CASPER, Wyo. (AP) — Authorities say a Casper woman was assaulted at her front door, raped at knifepoint in her living room and left bound on the floor, and they say one of the men charged in the brutal attack claimed that he thought it was invited.
Two men are accused in the crime. One is charged with carrying out the rape. The other, the woman's ex-boyfriend, stands accused of posing as the victim online and claiming she harbored a rape fantasy and wanted to be assaulted.
The case in the central Wyoming city of Casper, population 54,000, illustrates that middle America isn't immune to the dangers of Internet anonymity and predators who target victims through online ads that hint at sex and prostitution.
Prosecutor Mike Blonigen, the Natrona County district attorney, declined to comment on the specifics of the ongoing rape case. But he said Internet cases generally pose a challenge to law enforcement.
"Tracking down who's involved is relatively difficult," Blonigen said. "It's pretty easy to set up a false identity in cyberspace, so that's always an issue. And of course, they have to make some overt act to actually accomplish any of these things. We're not the thought police."
In the Casper case, Blonigen's office has charged Ty Oliver McDowell, 26, of Bar Nunn, a Casper suburb, with three counts of first-degree sexual assault, one count of kidnapping and one count of aggravated burglary. Jebidiah James Stipe, 27, a Marine based in Twentynine Palms, Calif., is charged with conspiracy to commit first-degree sexual assault.
Lawyers representing McDowell and Stipe declined comment.
A few days before the Casper woman was raped, she had complained to the Natrona County Sheriff's Department that someone had made a false Craigslist posting about her, including photographs and personal information. The ad read, "Need a real aggressive man with no concern for women," authorities said.
Craigslist took the advertisement down when the woman complained. Yet prosecutors say it was posted long enough to catch the attention of McDowell, a medical technologist.
According to a statement filed in court by Natrona County Sheriff's Deputy Todd Sexton, McDowell waived his right to remain silent and talked to deputies investigating the case.
"McDowell admitted to going to the victim's residence ... and having sexual contact with (the woman) to fulfill a 'rape fantasy' for her," Sexton wrote.
McDowell told investigators that he had corresponded with a person he thought was the woman at an e-mail address featured on the advertisement, Sexton wrote.
However, prosecutors charge that McDowell was actually communicating by e-mail with Stipe, the woman's former boyfriend. They say Stipe posted the ad to set the woman up for the attack without her knowledge.
The San Bernardino County (Calif.) Sheriff's Department on Dec. 16 arrested Stipe, a private first-class in the U.S. Marine Corps then stationed at Twentynine Palms.
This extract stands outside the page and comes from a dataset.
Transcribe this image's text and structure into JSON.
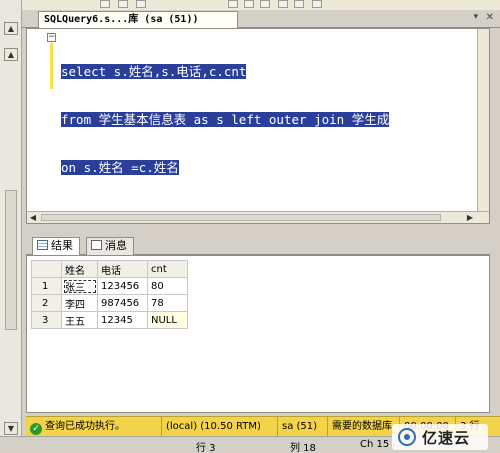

A spokeswoman for the Marine Corps said Stipe enlisted in July 2001 and, "was being processed for administrative separation as a result of a pattern of misconduct at the time of his arrest."
The Casper case is one of several sex crimes to grab headlines recently in which the Internet linked perpetrators and victims. Law enforcement officials around the country also have in the past accused Craigslist of promoting prostitution.
Scrutiny of Craigslist increased significantly when prosecutors in Boston last year charged that former medical student Philip Markoff used Craigslist to arrange a meeting with masseuse Julissa Brisman. He's accused of shooting her to death last April and of attacking other women he met through the site.
In 2008, Craigslist agreed to tighten its adult services advertisements as part of an agreement with the National Center for Missing and Exploited Children and with the attorneys general for 43 states and territories, including Wyoming.
Under the agreement, Craigslist started requiring a working telephone number and charging a small credit card fee for each such ad.
"Requiring credit card verification and charging a fee to post in this category raises accountability to a point where we expect few illicit ads will remain," Craigslist CEO Jim Buckmaster said in November 2008 in a joint statement with the state prosecutors and the children's center.
Craigslist didn't respond to an e-mail sent to their San Francisco headquarters seeking comment on the Wyoming rape case, although a company phone message requests that press inquiries be made by e-mail.
Blonigen, the Casper prosecutor, said Craigslist was cooperative with Wyoming investigators.
"I would prefer that they maybe not run these ads," Blonigen said. "You know somebody's going to do it even if they don't."
Wyoming State Sen. Tony Ross, R-Cheyenne, is a criminal defense attorney and chairman of the Senate Judiciary Committee in the state Legislature. He said the committee may have to consider whether state law is up to the challenge of dealing with sexual predators who prowl the Internet.
"The world is changing so rapidly here, particularly with regard to Internet, cyber crimes, and things like that, that we're going to see a whole new evolution of law, it seems to me," Ross said.